It’s never a good idea to treat an international event as practice for something bigger that follows. But there was no avoiding the fact on Monday when a bemused Daniel Vettori and a chirpy Kumar Sangakkara addressed the largely Indian media contingent in Colombo.
Although Mahendra Singh Dhoni and his merry men are back home playing in the Corporate Trophy, the Indian team’s fortunes were the focus of most of the questions.
When Sri Lanka Cricket extended an invitation to India, it made perfect sense for them as hosts, as a tri-series involving India would make them enough money to stay solvent a bit longer.
For India, coming off their longest layoff in recent memory, having last beaten the West Indies 2-1 in June-July, it made perfect sense to get a bit of 50-over cricket under the belt ahead of the Champions Trophy.
What about New Zealand? Well, they had little choice in the matter and what was originally scheduled to be a five-match bilateral series was quickly converted into a four-game tournament.
To even call this shindig a tournament seems odd, given how few matches there are in all.
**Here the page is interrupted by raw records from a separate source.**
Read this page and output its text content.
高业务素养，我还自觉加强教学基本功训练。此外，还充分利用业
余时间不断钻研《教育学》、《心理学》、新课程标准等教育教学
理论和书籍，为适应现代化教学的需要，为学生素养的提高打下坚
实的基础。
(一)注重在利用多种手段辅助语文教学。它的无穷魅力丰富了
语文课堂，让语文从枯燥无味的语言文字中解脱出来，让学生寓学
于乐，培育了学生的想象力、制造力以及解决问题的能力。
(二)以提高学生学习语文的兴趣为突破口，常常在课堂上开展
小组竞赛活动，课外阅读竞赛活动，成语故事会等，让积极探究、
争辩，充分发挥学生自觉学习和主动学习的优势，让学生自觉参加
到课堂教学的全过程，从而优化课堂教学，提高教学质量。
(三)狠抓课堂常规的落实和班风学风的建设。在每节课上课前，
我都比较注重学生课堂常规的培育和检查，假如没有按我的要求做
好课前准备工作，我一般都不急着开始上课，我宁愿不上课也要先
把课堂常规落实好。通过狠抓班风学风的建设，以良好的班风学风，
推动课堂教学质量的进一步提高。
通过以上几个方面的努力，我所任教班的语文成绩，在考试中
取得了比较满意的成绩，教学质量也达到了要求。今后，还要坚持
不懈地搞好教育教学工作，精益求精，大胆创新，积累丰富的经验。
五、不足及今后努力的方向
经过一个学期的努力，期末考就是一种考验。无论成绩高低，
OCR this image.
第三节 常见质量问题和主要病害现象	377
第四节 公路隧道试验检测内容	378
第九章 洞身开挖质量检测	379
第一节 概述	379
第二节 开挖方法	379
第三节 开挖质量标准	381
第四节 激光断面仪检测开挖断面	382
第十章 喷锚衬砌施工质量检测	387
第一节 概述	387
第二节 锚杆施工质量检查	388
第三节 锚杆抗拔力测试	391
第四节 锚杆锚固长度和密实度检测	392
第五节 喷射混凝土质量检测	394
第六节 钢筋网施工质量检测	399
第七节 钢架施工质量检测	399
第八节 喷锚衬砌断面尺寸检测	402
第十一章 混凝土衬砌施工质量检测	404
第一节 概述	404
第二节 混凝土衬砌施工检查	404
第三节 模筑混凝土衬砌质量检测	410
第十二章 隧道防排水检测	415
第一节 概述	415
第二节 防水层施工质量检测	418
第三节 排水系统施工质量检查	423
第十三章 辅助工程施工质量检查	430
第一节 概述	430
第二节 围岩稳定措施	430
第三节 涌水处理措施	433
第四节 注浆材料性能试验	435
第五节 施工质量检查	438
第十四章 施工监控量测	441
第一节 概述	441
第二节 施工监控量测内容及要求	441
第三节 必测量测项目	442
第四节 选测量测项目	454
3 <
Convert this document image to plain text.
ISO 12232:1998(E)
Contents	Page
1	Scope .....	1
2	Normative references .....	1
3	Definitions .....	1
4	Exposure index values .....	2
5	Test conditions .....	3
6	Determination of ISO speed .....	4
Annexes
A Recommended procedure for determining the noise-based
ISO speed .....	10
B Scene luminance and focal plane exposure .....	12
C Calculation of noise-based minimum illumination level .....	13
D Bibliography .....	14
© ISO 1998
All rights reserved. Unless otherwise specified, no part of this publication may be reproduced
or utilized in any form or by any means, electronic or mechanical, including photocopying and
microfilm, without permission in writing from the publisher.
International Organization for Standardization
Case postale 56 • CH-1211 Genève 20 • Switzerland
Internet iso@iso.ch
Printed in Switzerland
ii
Contrast this with the newly expanded Indian Premier League, which will feature 94 matches in one season alone.
There are many things about Sri Lankan cricket that are wonderfully unpredictable, whether it is the idiosyncratic action of a Lasith Malinga, the quirky slow bowling of an Ajantha Mendis or the hyperactive energy of the 40-year-old Sanath Jayasuriya.
Equally, however, there are things about Sri Lankan cricket that are mind numbingly predictable, and a couple of these could have a huge role to play in the tri-series.
The first of these is the rain - evening showers have been a feature of the weather pattern over the last week.
Although recent spells have been short and sharp, with all matches scheduled to be day-nighters, there’s a good chance that the teams will have to keep Duckworth-Lewis tables handy.
The second, and more worrying aspect, is the fact that the toss plays such a huge role at the R Premadasa Stadium, where all matches will be played.
The pitch has always been on the slow side, and batting just gets progressively difficult as day gives in to night.
The team winning the toss and choosing to bat first has won the last 11 matches at the venue.
It’s not a venue where batsmen get high value for strokeplay either, with 300 being achieved just once in 30 ODIs on the ground since 2004. Oddly enough, in the same period, spinners haven’t had a great time, picking up only 160 wickets compared to the 262 fast bowlers have managed.
In short, this is a venue that makes for tough, grinding cricket, no matter what type of player you are. In that sense, it’s the perfect warm-up for India ahead of the Champions Trophy.
Irrespective of the result, India will want to shake off any rustiness with some competitive matchplay, and the two teams they are up against are both just the sort to relish challenging conditions.
Chance for India to become number one
New Delhi: India have a chance to claim number-one place in the Reliance Mobile ICC ODI Championship if they win all three matches, including the final, in the triangular series.
India trail number-one ranked South Africa by just one point, but they stand to gain two points if they win in Sri Lanka.